一方、朝鮮半島はいまだに二つの国家に分断されている。北朝鮮は危機的状態にあり、核を体制維持のカードに使う危険な賭けに出ている。韓国ではある種の社会革命的怨念(おんねん)のこもった親北民族主義がうねっている。
「親日派」批判にしても、「親日悪玉論」の印象を和らげるため、「親日」の代わりに対日従属を意味する「附日」という表現を使う案を検討していると姜議員は言ったが、野党ハンナラ党の朴振国会議員は「盧政権は、親日派断罪は韓国の国内問題で日韓関係には影響を及ぼさないとしているが、そんなことはない。それに続いて戦後の親米派攻撃にも広がり、対米関係にも影響を与える」と警告している。
日本の場合、90年代の経済停滞による「失われた10年」、中国の台頭、北朝鮮のテポドン発射、拉致問題などにより、『被害者』意識をこもらせたナショナリズムが高まっている。
これに湾岸戦争のトラウマとその後の「普通の国」願望がからみつく。「普通の国」になりたいのに中国に抑え込まれている、国に命をささげた人々に感謝の気持ちをささげたいのに中国に妨げられている、といった反発と恨みが広まりつつある。
東アジアの国際政治では、歴史が脇役から主役へと躍り出てきたように見える。ここでは、過去の方が未来よりむしろ不可測的である。
来年の戦後還暦。歴史問題を少しでも克服するため、何をするべきか。日本に絞れば、次のような課題に政策的、実務的に取り組むことだろう。
▽戦後50周年の際の総理大臣談話を歴史問題に対する基本認識として再確立する。
95年、日本政府は村山富市首相の総理大臣談話を発表した。それはなお不十分かもしれないが、従来の日本政府の公表したどの文言よりも直截(ちょくせつ)に日本の戦争責任を認め、悔悟の気持ちを表していた。にもかかわらず、それはアジアと世界の人々に十分に知られていない。
今年の夏、川口順子外相(当時)が中国の李肇星(リー・チャオシン)外相と会談した際、川口氏は「村山談話」に言及した。漢字でどう書くのかと聞く李氏にそれを記したところ、「(李氏は)ピンときた風はなかった。恐らく知らなかったのだろう」とその席にいた日本政府高官は受け止めた。

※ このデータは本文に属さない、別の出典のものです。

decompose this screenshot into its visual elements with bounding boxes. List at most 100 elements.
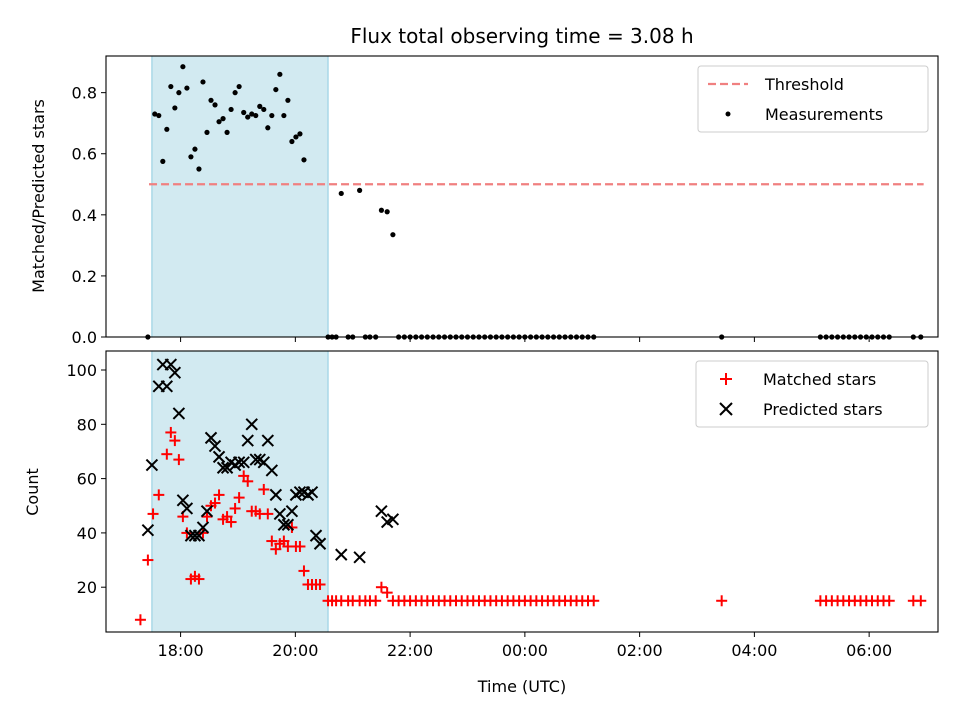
- matched-star-point: [262, 508, 274, 520]
- measurement-point: [384, 209, 390, 215]
- measurement-point: [269, 112, 275, 119]
- measurement-point: [204, 129, 210, 135]
- x-axis-label: Time (UTC): [477, 677, 566, 696]
- measurement-point: [265, 125, 271, 131]
- bottom-plot-frame: [105, 350, 939, 633]
- bottom-ytick-label: 100: [66, 361, 97, 380]
- matched-star-point: [201, 511, 213, 523]
- matched-star-point: [370, 595, 382, 607]
- predicted-star-point: [160, 380, 174, 393]
- measurement-point: [277, 71, 283, 77]
- matched-star-point: [229, 502, 241, 514]
- measurement-point: [176, 90, 182, 96]
- top-ytick-label: 0.4: [72, 206, 97, 225]
- predicted-star-point: [249, 453, 262, 466]
- matched-star-point: [242, 475, 254, 487]
- measurements-legend-swatch: [725, 111, 731, 117]
- measurement-point: [208, 97, 214, 103]
- measurement-point: [245, 114, 251, 120]
- measurement-point: [212, 102, 218, 108]
- top-panel: 0.0 0.2 0.4 0.6 0.8 Flux total observing tim…: [29, 24, 939, 347]
- measurement-point: [196, 166, 202, 172]
- measurement-point: [216, 119, 222, 125]
- bottom-xtick-label: 02:00: [617, 641, 663, 660]
- matched-star-point: [294, 540, 306, 552]
- predicted-star-point: [241, 434, 254, 447]
- measurement-point: [301, 157, 307, 163]
- predicted-star-point: [204, 431, 218, 445]
- bottom-xtick-label: 00:00: [502, 641, 548, 660]
- top-ytick-label: 0.8: [72, 84, 97, 103]
- measurement-point: [200, 79, 206, 85]
- predicted-star-point: [245, 418, 258, 431]
- measurement-point: [232, 90, 238, 96]
- predicted-star-point: [192, 529, 206, 542]
- matched-star-point: [883, 595, 895, 607]
- matched-star-point: [213, 489, 225, 501]
- measurement-point: [172, 105, 178, 111]
- threshold-legend-label: Threshold: [764, 75, 844, 94]
- predicted-star-point: [180, 502, 194, 515]
- bottom-xtick-label: 20:00: [272, 641, 318, 660]
- measurement-point: [289, 138, 295, 145]
- matched-star-point: [147, 508, 159, 520]
- measurement-point: [390, 232, 396, 238]
- predicted-star-point: [208, 439, 222, 453]
- bottom-legend: Matched stars Predicted stars: [695, 360, 929, 428]
- top-y-axis-label: Matched/Predicted stars: [29, 99, 48, 293]
- matched-star-point: [233, 492, 245, 504]
- matched-legend-swatch: [720, 373, 732, 385]
- predicted-star-point: [212, 450, 226, 464]
- predicted-legend-label: Predicted stars: [763, 400, 883, 419]
- top-ytick-label: 0.6: [72, 145, 97, 164]
- predicted-star-point: [237, 456, 250, 469]
- measurement-point: [184, 85, 190, 91]
- measurement-point: [293, 134, 299, 140]
- matched-star-point: [161, 448, 173, 460]
- bottom-ytick-label: 40: [77, 524, 97, 543]
- matched-star-point: [134, 614, 146, 626]
- measurement-point: [164, 126, 170, 132]
- predicted-star-point: [313, 537, 327, 550]
- predicted-star-point: [375, 504, 388, 518]
- matched-legend-label: Matched stars: [763, 370, 876, 389]
- measurement-point: [156, 112, 162, 119]
- measurement-point: [378, 207, 385, 213]
- matched-star-point: [298, 565, 310, 577]
- matched-star-point: [209, 497, 221, 509]
- matched-star-point: [314, 578, 326, 590]
- measurement-point: [188, 154, 194, 160]
- measurement-point: [357, 187, 363, 193]
- matched-star-point: [258, 483, 270, 495]
- measurement-point: [257, 103, 263, 109]
- matched-star-point: [716, 595, 728, 607]
- predicted-star-point: [200, 504, 214, 518]
- predicted-star-point: [176, 494, 190, 507]
- predicted-star-point: [141, 523, 155, 537]
- predicted-star-point: [168, 366, 182, 379]
- bottom-legend-box: [695, 360, 929, 428]
- predicted-star-point: [273, 507, 287, 521]
- bottom-xtick-label: 18:00: [158, 641, 204, 660]
- bottom-xtick-label: 04:00: [731, 641, 777, 660]
- predicted-star-point: [293, 485, 307, 499]
- predicted-star-point: [164, 358, 178, 371]
- top-ytick-label: 0.2: [72, 267, 97, 286]
- measurement-point: [285, 97, 291, 103]
- chart-title: Flux total observing time = 3.08 h: [350, 24, 693, 48]
- bottom-y-axis-label: Count: [23, 468, 42, 516]
- measurement-point: [297, 131, 303, 137]
- measurements-legend-label: Measurements: [765, 105, 883, 124]
- top-legend-box: [697, 65, 929, 133]
- predicted-star-point: [196, 521, 210, 534]
- measurement-point: [228, 106, 234, 113]
- matched-star-point: [225, 516, 237, 528]
- bottom-ytick-label: 20: [77, 578, 97, 597]
- predicted-star-point: [277, 518, 291, 531]
- measurement-point: [236, 83, 242, 90]
- measurement-point: [180, 64, 186, 70]
- predicted-star-point: [335, 548, 348, 561]
- matched-star-point: [169, 435, 181, 447]
- matched-star-point: [915, 595, 927, 607]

いや、日本でもどれほど多くの人々がそれを知っているだろうか。なぜか、それは「総理大臣談話」ではなく「村山談話」と呼ばれることが多い。まるで村山連立政権時代ゆえの「変則」発言と言わんばかりである。
▽東アジアの地域主義と地域協力を形成する。
東アジア諸国の関係が経済統合も含めこれほど密接になったことはかつてなかった。日本にとってはアジアとの信頼と和解を築く上でまたとない機会でもある。歴史問題のせいで地域協力を滞らせてはならない。過去に思いを致す時、この点、日本の責任は二重に大きい。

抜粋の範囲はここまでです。